Looking back at all the things I’ve accumulated
through the years that have now disappeared,
as if trucked away in the middle of the night,
suddenly I remember something I used to have
and wonder if there is my own Collector out there
who wears steel-toed boots and smokes cigars,
pirating away all my discarded or lost goods
into some abandoned house in a Kansas woods.

Perhaps mine is made of brick or quarry stone,
with a few deep-seat and walnut-framed windows,
and a century after I am gone, and none are alive
who remember my face or even my name,
two bored farm kids on the run from Sasquatch
will tumble through the rotting doorframe,
and at first more out of boredom than curiosity
begin perusing through these pathetic objects,
tearing off stamps from my love letters,
the ones where I said it all in the blank spaces,
not the words, and picking up with two fingers
the soiled wallet still shaped from my back pocket.

When the house grows dark, they will run home,
but some time later, they will return to my house,
again and again, fascinated by old things,
and will try, but fail, to reconstruct that alien life.

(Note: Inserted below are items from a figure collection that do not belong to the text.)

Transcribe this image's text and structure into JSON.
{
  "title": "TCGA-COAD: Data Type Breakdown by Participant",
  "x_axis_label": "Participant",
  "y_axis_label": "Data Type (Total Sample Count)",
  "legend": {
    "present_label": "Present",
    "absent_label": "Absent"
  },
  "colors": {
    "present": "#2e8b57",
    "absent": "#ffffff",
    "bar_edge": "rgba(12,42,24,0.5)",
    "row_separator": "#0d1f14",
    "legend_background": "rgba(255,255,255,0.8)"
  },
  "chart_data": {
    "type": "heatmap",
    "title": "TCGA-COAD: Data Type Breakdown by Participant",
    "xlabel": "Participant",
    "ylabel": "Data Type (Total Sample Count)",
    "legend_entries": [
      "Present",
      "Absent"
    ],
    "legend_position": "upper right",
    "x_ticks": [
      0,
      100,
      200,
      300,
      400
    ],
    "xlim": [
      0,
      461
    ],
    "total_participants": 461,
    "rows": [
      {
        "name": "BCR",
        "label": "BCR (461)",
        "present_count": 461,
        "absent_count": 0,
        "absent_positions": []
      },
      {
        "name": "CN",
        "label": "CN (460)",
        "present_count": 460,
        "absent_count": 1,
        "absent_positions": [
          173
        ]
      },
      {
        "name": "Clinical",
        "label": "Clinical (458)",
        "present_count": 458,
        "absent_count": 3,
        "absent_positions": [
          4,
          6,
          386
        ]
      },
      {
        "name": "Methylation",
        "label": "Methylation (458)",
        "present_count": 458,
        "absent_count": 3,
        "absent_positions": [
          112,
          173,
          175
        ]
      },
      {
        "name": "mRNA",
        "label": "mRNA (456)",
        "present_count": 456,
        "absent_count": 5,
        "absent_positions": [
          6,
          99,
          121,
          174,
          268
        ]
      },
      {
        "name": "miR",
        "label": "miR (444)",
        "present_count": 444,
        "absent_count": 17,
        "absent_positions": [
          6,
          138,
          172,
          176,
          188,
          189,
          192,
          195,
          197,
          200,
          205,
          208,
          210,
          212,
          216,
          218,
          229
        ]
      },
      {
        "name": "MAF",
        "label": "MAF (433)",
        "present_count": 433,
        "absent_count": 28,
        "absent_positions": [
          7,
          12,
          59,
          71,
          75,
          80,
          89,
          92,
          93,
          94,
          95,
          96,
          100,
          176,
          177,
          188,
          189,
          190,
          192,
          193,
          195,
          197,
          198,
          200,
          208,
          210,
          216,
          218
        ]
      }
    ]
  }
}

Eventually the house will be razed, woods cleared,
a new home built, and the brothers will grow up.
Maybe some day, perhaps searching their own house
to find a book or key that has suddenly disappeared,
they will think of that old house and all its secrets,
objects that would appear as if my osmosis,
and wonder about the mystery of one human life.

That wondering may be all that’s left of me then.